Initially assigned to Submarine Division (SubDiv) 19 and then to SubDiv 11, S-43 completed trials off the Connecticut coast and, in April 1925, moved south to Guantanamo Bay. Thence, she proceeded to the Submarine Base, Coco Solo in the Panama Canal Zone, where she was based for the next two years. Engaged in exercises—individual, division, and fleet—during that period, she was transferred with her division to the Battle Force in July 1927 and based at San Diego, California. From there, she continued her schedule of exercises and fleet problems into the 1930s. Annual overhauls and exercises off southern California were followed by summer operations in Hawaiian waters and autumn patrols and exercises off Mexico.

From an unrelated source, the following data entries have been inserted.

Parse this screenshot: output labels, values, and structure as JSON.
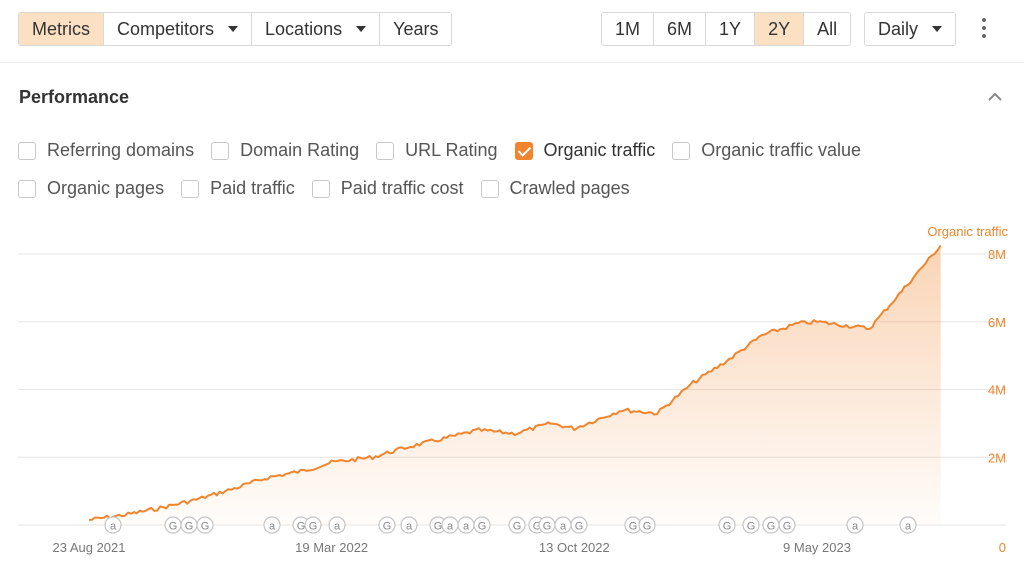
{
  "toolbar": {
    "left_tabs": [
      {
        "label": "Metrics",
        "active": true
      },
      {
        "label": "Competitors",
        "dropdown": true
      },
      {
        "label": "Locations",
        "dropdown": true
      },
      {
        "label": "Years"
      }
    ],
    "ranges": [
      {
        "label": "1M"
      },
      {
        "label": "6M"
      },
      {
        "label": "1Y"
      },
      {
        "label": "2Y",
        "active": true
      },
      {
        "label": "All"
      }
    ],
    "interval": {
      "label": "Daily"
    }
  },
  "section": {
    "title": "Performance",
    "row1": [
      {
        "label": "Referring domains",
        "checked": false
      },
      {
        "label": "Domain Rating",
        "checked": false
      },
      {
        "label": "URL Rating",
        "checked": false
      },
      {
        "label": "Organic traffic",
        "checked": true
      },
      {
        "label": "Organic traffic value",
        "checked": false
      }
    ],
    "row2": [
      {
        "label": "Organic pages",
        "checked": false
      },
      {
        "label": "Paid traffic",
        "checked": false
      },
      {
        "label": "Paid traffic cost",
        "checked": false
      },
      {
        "label": "Crawled pages",
        "checked": false
      }
    ]
  },
  "colors": {
    "accent": "#f0852d",
    "active_bg": "#fbe0c3",
    "grid": "#e6e6e6"
  },
  "chart_data": {
    "type": "area",
    "series": [
      {
        "name": "Organic traffic",
        "x": [
          "2021-08-23",
          "2021-09-23",
          "2021-10-23",
          "2021-11-23",
          "2021-12-23",
          "2022-01-23",
          "2022-02-23",
          "2022-03-19",
          "2022-04-23",
          "2022-05-23",
          "2022-06-23",
          "2022-07-23",
          "2022-08-23",
          "2022-09-23",
          "2022-10-13",
          "2022-11-23",
          "2022-12-23",
          "2023-01-23",
          "2023-02-23",
          "2023-03-23",
          "2023-04-23",
          "2023-05-09",
          "2023-06-23",
          "2023-07-23",
          "2023-08-23"
        ],
        "values": [
          0.15,
          0.3,
          0.5,
          0.75,
          1.05,
          1.4,
          1.6,
          1.85,
          2.0,
          2.3,
          2.55,
          2.8,
          2.7,
          3.0,
          2.85,
          3.4,
          3.3,
          4.2,
          4.9,
          5.6,
          5.95,
          6.0,
          5.8,
          7.0,
          8.25
        ]
      }
    ],
    "y_unit": "M",
    "ylim": [
      0,
      8
    ],
    "y_ticks": [
      "0",
      "2M",
      "4M",
      "6M",
      "8M"
    ],
    "x_ticks": [
      "23 Aug 2021",
      "19 Mar 2022",
      "13 Oct 2022",
      "9 May 2023"
    ],
    "annotations": [
      "a",
      "G",
      "G",
      "G",
      "a",
      "G",
      "G",
      "a",
      "G",
      "a",
      "G",
      "a",
      "a",
      "G",
      "G",
      "G",
      "G",
      "a",
      "G",
      "G",
      "G",
      "G",
      "G",
      "G",
      "G",
      "a",
      "a"
    ],
    "grid": true
  }
}
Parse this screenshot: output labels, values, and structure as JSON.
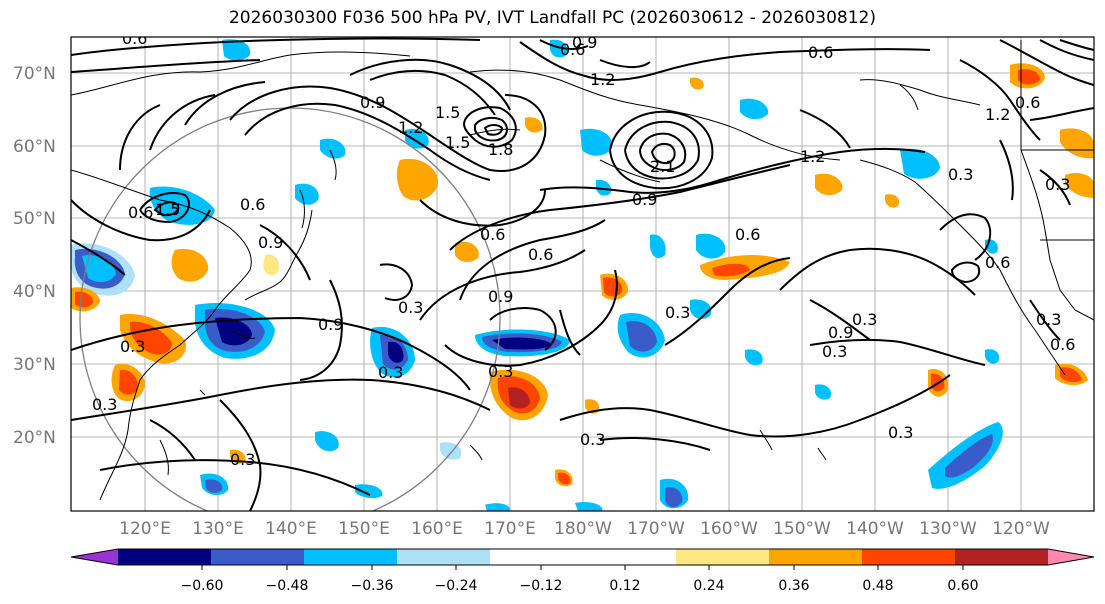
{
  "title": "2026030300 F036 500 hPa PV, IVT Landfall PC (2026030612 - 2026030812)",
  "map": {
    "lat_labels": [
      "70°N",
      "60°N",
      "50°N",
      "40°N",
      "30°N",
      "20°N"
    ],
    "lon_labels": [
      "120°E",
      "130°E",
      "140°E",
      "150°E",
      "160°E",
      "170°E",
      "180°W",
      "170°W",
      "160°W",
      "150°W",
      "140°W",
      "130°W",
      "120°W"
    ],
    "contour_labels": [
      "0.6",
      "0.9",
      "1.2",
      "1.5",
      "0.6",
      "0.9",
      "1.2",
      "1.5",
      "1.8",
      "2.1",
      "0.6",
      "0.9",
      "1.2",
      "0.6",
      "0.9",
      "0.3",
      "0.3",
      "0.3",
      "0.3",
      "0.3",
      "0.6",
      "0.3",
      "0.9",
      "0.6",
      "0.3",
      "0.9",
      "1.2",
      "0.6",
      "0.9",
      "0.3",
      "0.6",
      "0.3",
      "1.5",
      "0.3",
      "0.6",
      "0.3",
      "0.3",
      "0.3",
      "0.3",
      "0.6",
      "0.6"
    ]
  },
  "colorbar": {
    "colors": [
      "#9a33d6",
      "#000080",
      "#3a5cc8",
      "#00bfff",
      "#aee0f7",
      "#ffffff",
      "#ffffff",
      "#ffe784",
      "#ffa500",
      "#ff4500",
      "#b22222",
      "#ff88b0"
    ],
    "tick_labels": [
      "−0.60",
      "−0.48",
      "−0.36",
      "−0.24",
      "−0.12",
      "0.12",
      "0.24",
      "0.36",
      "0.48",
      "0.60"
    ]
  }
}
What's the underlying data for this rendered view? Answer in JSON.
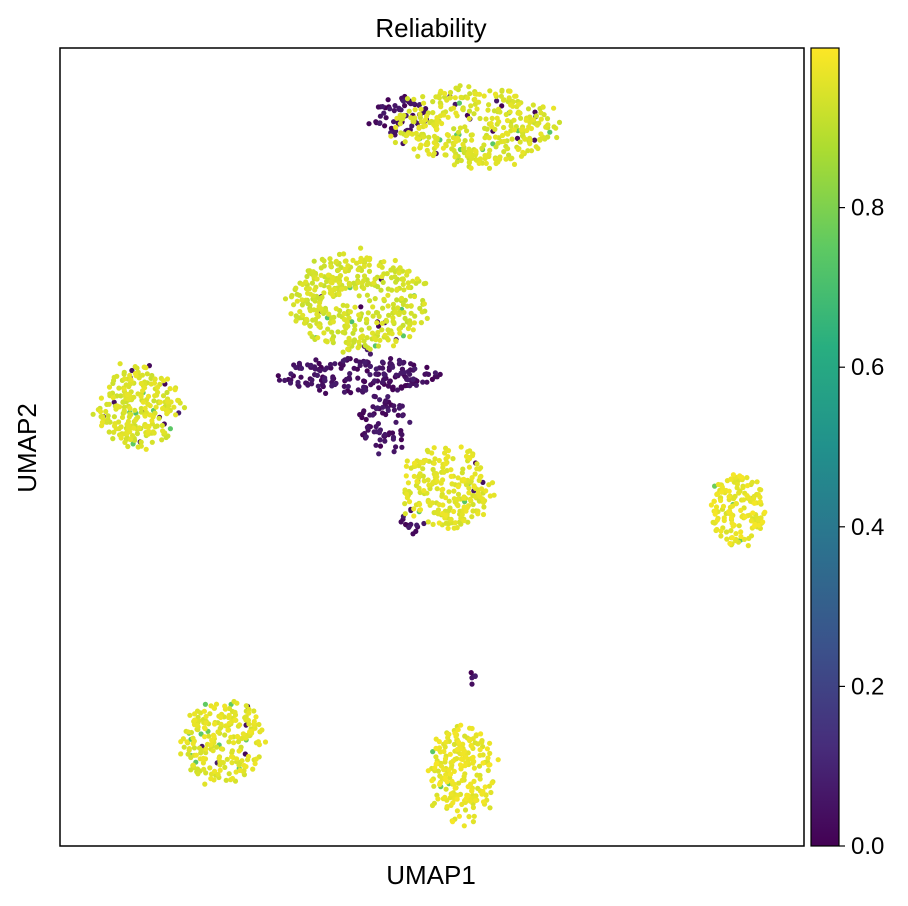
{
  "chart_data": {
    "type": "scatter",
    "title": "Reliability",
    "xlabel": "UMAP1",
    "ylabel": "UMAP2",
    "xlim": [
      0,
      100
    ],
    "ylim": [
      0,
      100
    ],
    "grid": false,
    "xticks": [],
    "yticks": [],
    "colorbar": {
      "label": "",
      "range": [
        0,
        1
      ],
      "ticks": [
        0.0,
        0.2,
        0.4,
        0.6,
        0.8
      ],
      "tick_labels": [
        "0.0",
        "0.2",
        "0.4",
        "0.6",
        "0.8"
      ],
      "colormap": "viridis",
      "colors": [
        "#440154",
        "#472d7b",
        "#3b528b",
        "#2c728e",
        "#21918c",
        "#28ae80",
        "#5ec962",
        "#addc30",
        "#fde725"
      ]
    },
    "clusters": [
      {
        "name": "top",
        "center": [
          56,
          90
        ],
        "spread": [
          9.5,
          4.5
        ],
        "n": 380,
        "reliability": 0.97,
        "low_frac": 0.04
      },
      {
        "name": "top-left-tail",
        "center": [
          45.5,
          91.5
        ],
        "spread": [
          3.5,
          2.0
        ],
        "n": 60,
        "reliability": 0.0,
        "low_frac": 1.0
      },
      {
        "name": "center-upper",
        "center": [
          40,
          68
        ],
        "spread": [
          8.5,
          5.5
        ],
        "n": 420,
        "reliability": 0.96,
        "low_frac": 0.03
      },
      {
        "name": "center-lower-arc",
        "center": [
          40,
          59
        ],
        "spread": [
          9.5,
          2.0
        ],
        "n": 190,
        "reliability": 0.0,
        "low_frac": 1.0
      },
      {
        "name": "center-stem",
        "center": [
          43.5,
          53
        ],
        "spread": [
          3.0,
          3.5
        ],
        "n": 70,
        "reliability": 0.0,
        "low_frac": 1.0
      },
      {
        "name": "left",
        "center": [
          10.5,
          55
        ],
        "spread": [
          5.0,
          4.5
        ],
        "n": 260,
        "reliability": 0.97,
        "low_frac": 0.05
      },
      {
        "name": "center-right",
        "center": [
          52,
          45
        ],
        "spread": [
          5.5,
          4.5
        ],
        "n": 240,
        "reliability": 0.98,
        "low_frac": 0.05
      },
      {
        "name": "center-right-tail",
        "center": [
          47.5,
          40.5
        ],
        "spread": [
          1.5,
          1.5
        ],
        "n": 15,
        "reliability": 0.0,
        "low_frac": 1.0
      },
      {
        "name": "right",
        "center": [
          91,
          42
        ],
        "spread": [
          3.5,
          4.0
        ],
        "n": 160,
        "reliability": 0.99,
        "low_frac": 0.0
      },
      {
        "name": "bottom-left",
        "center": [
          22,
          13
        ],
        "spread": [
          5.0,
          4.5
        ],
        "n": 230,
        "reliability": 0.98,
        "low_frac": 0.02
      },
      {
        "name": "bottom-center",
        "center": [
          54,
          9
        ],
        "spread": [
          4.0,
          5.5
        ],
        "n": 230,
        "reliability": 0.99,
        "low_frac": 0.0
      },
      {
        "name": "bottom-center-dots",
        "center": [
          55.5,
          21
        ],
        "spread": [
          0.6,
          0.8
        ],
        "n": 6,
        "reliability": 0.0,
        "low_frac": 1.0
      }
    ]
  }
}
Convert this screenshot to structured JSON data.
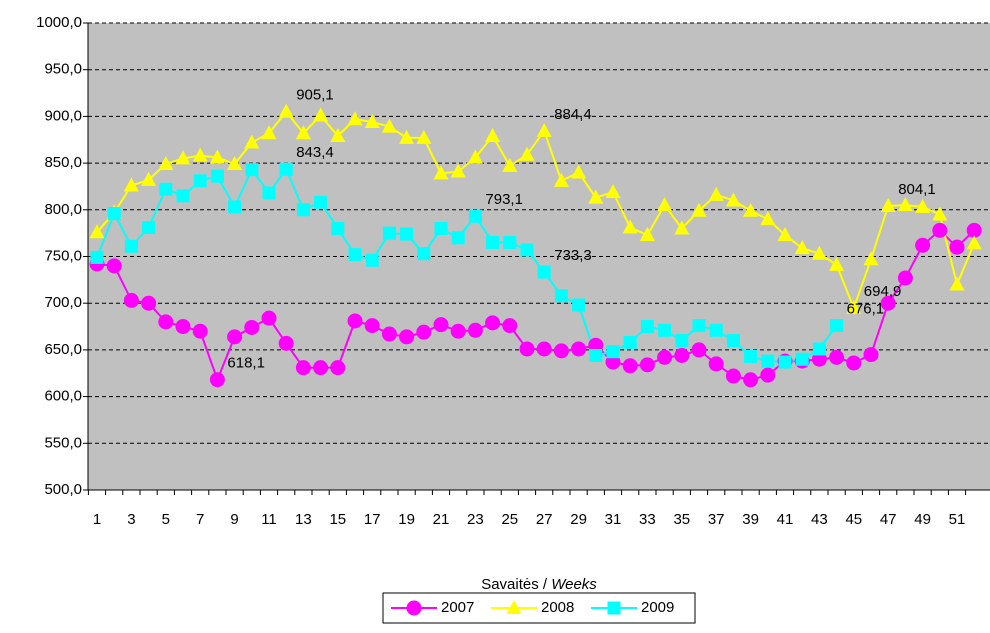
{
  "chart_data": {
    "type": "line",
    "x_label": "Savaitės /",
    "x_label_en": "Weeks",
    "categories": [
      "1",
      null,
      "3",
      null,
      "5",
      null,
      "7",
      null,
      "9",
      null,
      "11",
      null,
      "13",
      null,
      "15",
      null,
      "17",
      null,
      "19",
      null,
      "21",
      null,
      "23",
      null,
      "25",
      null,
      "27",
      null,
      "29",
      null,
      "31",
      null,
      "33",
      null,
      "35",
      null,
      "37",
      null,
      "39",
      null,
      "41",
      null,
      "43",
      null,
      "45",
      null,
      "47",
      null,
      "49",
      null,
      "51",
      null
    ],
    "ylim": [
      500,
      1000
    ],
    "yticks": [
      {
        "value": 500,
        "label": "500,0"
      },
      {
        "value": 550,
        "label": "550,0"
      },
      {
        "value": 600,
        "label": "600,0"
      },
      {
        "value": 650,
        "label": "650,0"
      },
      {
        "value": 700,
        "label": "700,0"
      },
      {
        "value": 750,
        "label": "750,0"
      },
      {
        "value": 800,
        "label": "800,0"
      },
      {
        "value": 850,
        "label": "850,0"
      },
      {
        "value": 900,
        "label": "900,0"
      },
      {
        "value": 950,
        "label": "950,0"
      },
      {
        "value": 1000,
        "label": "1000,0"
      }
    ],
    "grid": true,
    "series": [
      {
        "name": "2007",
        "color": "#ff00ff",
        "marker": "circle",
        "values": [
          742,
          740,
          703,
          700,
          680,
          675,
          670,
          618.1,
          664,
          674,
          684,
          657,
          631,
          631,
          631,
          681,
          676,
          667,
          664,
          669,
          677,
          670,
          671,
          679,
          676,
          651,
          651,
          649,
          651,
          655,
          637,
          633,
          634,
          642,
          644,
          650,
          635,
          622,
          618,
          623,
          638,
          638,
          640,
          642,
          636,
          645,
          700,
          727,
          762,
          778,
          760,
          778
        ],
        "value_labels": [
          null,
          null,
          null,
          null,
          null,
          null,
          null,
          "618,1",
          null,
          null,
          null,
          null,
          null,
          null,
          null,
          null,
          null,
          null,
          null,
          null,
          null,
          null,
          null,
          null,
          null,
          null,
          null,
          null,
          null,
          null,
          null,
          null,
          null,
          null,
          null,
          null,
          null,
          null,
          null,
          null,
          null,
          null,
          null,
          null,
          null,
          null,
          null,
          null,
          null,
          null,
          null,
          null
        ]
      },
      {
        "name": "2008",
        "color": "#ffff00",
        "marker": "triangle",
        "values": [
          776,
          797,
          826,
          832,
          849,
          855,
          858,
          856,
          849,
          872,
          882,
          905.1,
          882,
          901,
          879,
          897,
          894,
          889,
          877,
          877,
          839,
          841,
          856,
          879,
          847,
          859,
          884.4,
          831,
          840,
          813,
          819,
          781,
          773,
          805,
          780,
          799,
          816,
          810,
          799,
          790,
          773,
          759,
          753,
          741,
          694.9,
          747,
          804.1,
          805,
          803,
          795,
          720,
          764
        ],
        "value_labels": [
          null,
          null,
          null,
          null,
          null,
          null,
          null,
          null,
          null,
          null,
          null,
          "905,1",
          null,
          null,
          null,
          null,
          null,
          null,
          null,
          null,
          null,
          null,
          null,
          null,
          null,
          null,
          "884,4",
          null,
          null,
          null,
          null,
          null,
          null,
          null,
          null,
          null,
          null,
          null,
          null,
          null,
          null,
          null,
          null,
          null,
          "694,9",
          null,
          "804,1",
          null,
          null,
          null,
          null,
          null
        ]
      },
      {
        "name": "2009",
        "color": "#00ffff",
        "marker": "square",
        "values": [
          749,
          796,
          761,
          781,
          822,
          815,
          831,
          836,
          803,
          843,
          818,
          843.4,
          800,
          808,
          780,
          752,
          746,
          775,
          774,
          753,
          780,
          770,
          793.1,
          765,
          765,
          757,
          733.3,
          708,
          698,
          644,
          648,
          658,
          675,
          671,
          660,
          676,
          671,
          660,
          643,
          638,
          637,
          640,
          651,
          676.1,
          null,
          null,
          null,
          null,
          null,
          null,
          null,
          null
        ],
        "value_labels": [
          null,
          null,
          null,
          null,
          null,
          null,
          null,
          null,
          null,
          null,
          null,
          "843,4",
          null,
          null,
          null,
          null,
          null,
          null,
          null,
          null,
          null,
          null,
          "793,1",
          null,
          null,
          null,
          "733,3",
          null,
          null,
          null,
          null,
          null,
          null,
          null,
          null,
          null,
          null,
          null,
          null,
          null,
          null,
          null,
          null,
          "676,1",
          null,
          null,
          null,
          null,
          null,
          null,
          null,
          null
        ]
      }
    ]
  }
}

December 1930, however, brought changes to her schedule. Then reassigned to Pearl Harbor, she operated almost exclusively in the Hawaiian area until 1941. Exceptions to these operations came with fleet problem deployment and inactive periods during her years, 1932 to 1935, in the rotating reserve.
In June 1941, the boats of SubDiv 11 were ordered to New London, Connecticut. There, the division was redesignated SubDiv 53, and the old S-boats were ordered, in groups, to Philadelphia, Pennsylvania, for overhaul and alterations to increase their reliability in case of war.